Tom approached us this past weekend as asked if we wanted to post an important article that he put together. I read it and was impressed with both the factual background of some events that I’d been led to believe were very different that Tom reports, and by the humility of Tom in pointing out some things that he wished he’d done differently.
Here is the lead in:
“Back in 2012, the idea of liberty-oriented get-togethers, or PATCONs, short for Patriot Conventions, was taking off. TL Davis had issued an open invitation to attend his Liberty Summit in Mercer, Pennsylvania, which was intended to be a Mother-Of-All-PATCONs. Earlier that year, TL attended our Georgia PATCON, where all of us bounced a lot of ideas around.

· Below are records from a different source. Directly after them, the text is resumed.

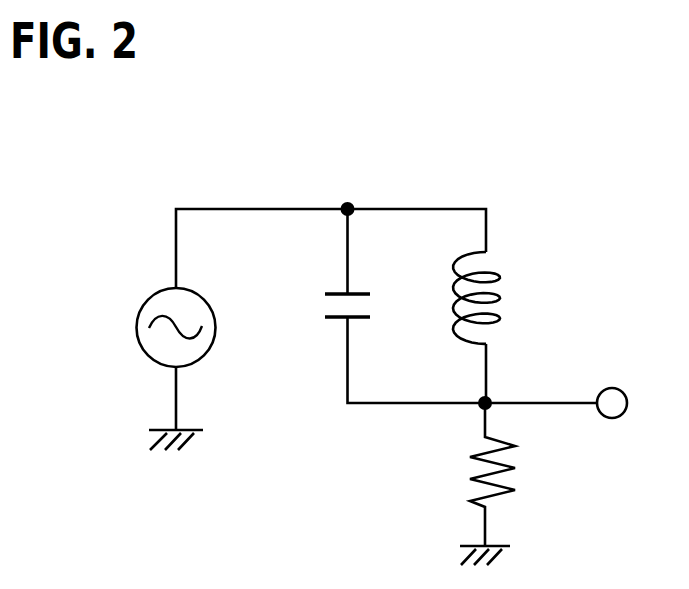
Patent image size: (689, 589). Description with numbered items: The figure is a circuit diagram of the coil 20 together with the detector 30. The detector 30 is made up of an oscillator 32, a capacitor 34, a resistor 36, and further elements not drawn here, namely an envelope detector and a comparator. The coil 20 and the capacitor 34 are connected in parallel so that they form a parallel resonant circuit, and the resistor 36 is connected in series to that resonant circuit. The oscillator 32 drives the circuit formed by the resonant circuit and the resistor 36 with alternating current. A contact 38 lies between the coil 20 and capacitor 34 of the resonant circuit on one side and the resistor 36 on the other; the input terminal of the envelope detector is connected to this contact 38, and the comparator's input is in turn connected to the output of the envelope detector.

The detector 30 is at (160, 172).
The oscillator 32 is at (138, 311).
The capacitor 34 is at (333, 293).
The coil 20 is at (497, 273).
The contact 38 is at (489, 398).
The resistor 36 is at (513, 470).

When the Liberty Summit rolled around, since no one else from Georgia was going, I decided to go, bringing some of those ideas to share with the larger group.

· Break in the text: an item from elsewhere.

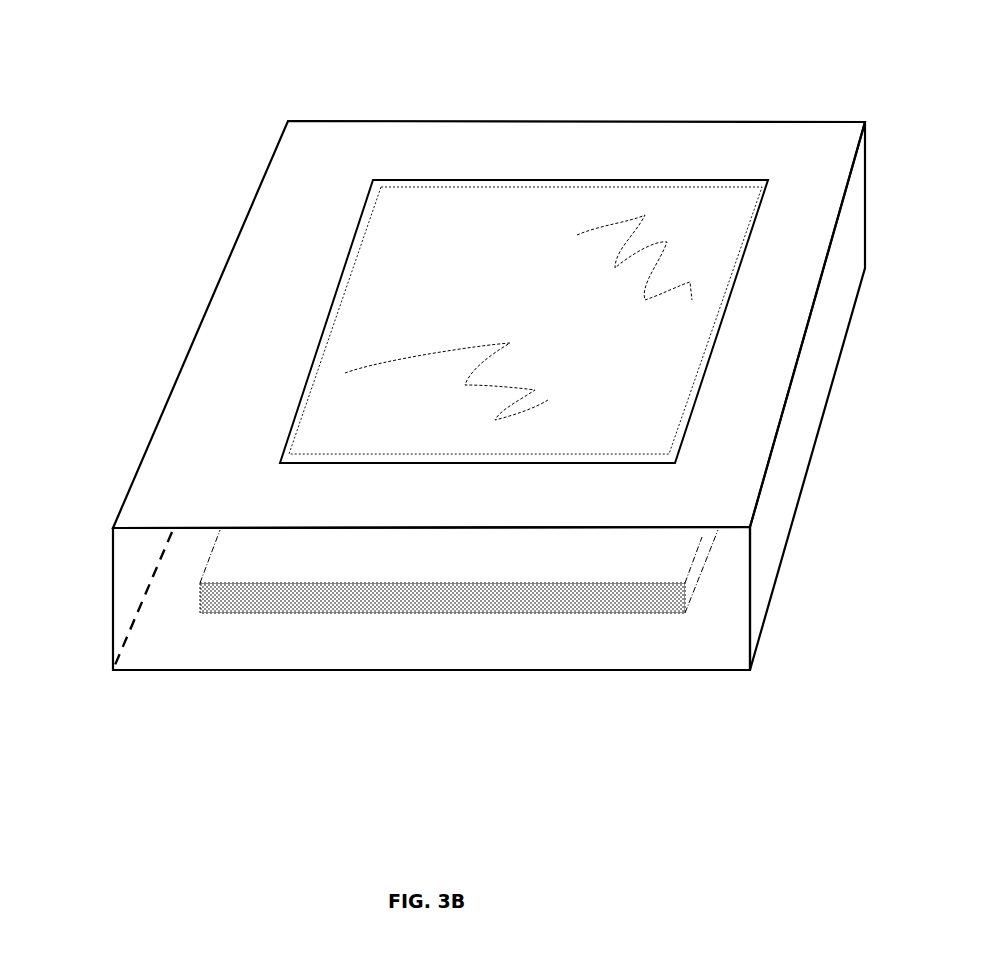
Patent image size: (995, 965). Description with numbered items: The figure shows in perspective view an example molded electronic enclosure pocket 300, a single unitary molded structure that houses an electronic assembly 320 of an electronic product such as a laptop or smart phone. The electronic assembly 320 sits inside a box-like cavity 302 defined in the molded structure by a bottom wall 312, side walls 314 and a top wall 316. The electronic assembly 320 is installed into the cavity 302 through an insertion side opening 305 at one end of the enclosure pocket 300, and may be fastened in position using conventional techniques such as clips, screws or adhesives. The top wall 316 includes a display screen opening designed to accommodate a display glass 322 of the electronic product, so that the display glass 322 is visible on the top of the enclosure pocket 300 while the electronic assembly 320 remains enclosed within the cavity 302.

Some of those ideas were controversial, but were intended to be discussed in an open forum among friends face-to-face to determine the best way forward. TL asked me if I wanted some time to speak, and I asked for an hour to try to compress into that time some of the complex ideas we had discussed at the Georgia PATCON over a two-day session. I also took some time to vent my own personal frustration of what had happened to the country I had fought for, and shouted “we see you” to the surrounding hills as an expression that those who were destroying our nation could not hide in the shadows. Having vented myself, I turned to my list of hastily prepared notes outlining our concepts.
One such idea was that ongoing feuds, such as the one between Kerodin and Vanderboegh, need not be destructive, but instead could become instructive. By the various sites highlighting the differences between various positions (all positions, not just theirs) and letting newbies decide for themselves which was more appealing, they would, in effect, “vote” for any given position by continuing to patronize various sites. And, by crosslinking between sites in an organized way, not just based on buddy-of-the-day arrangements, newbies could navigate from interest area to interest area as their understanding of the problem evolved.”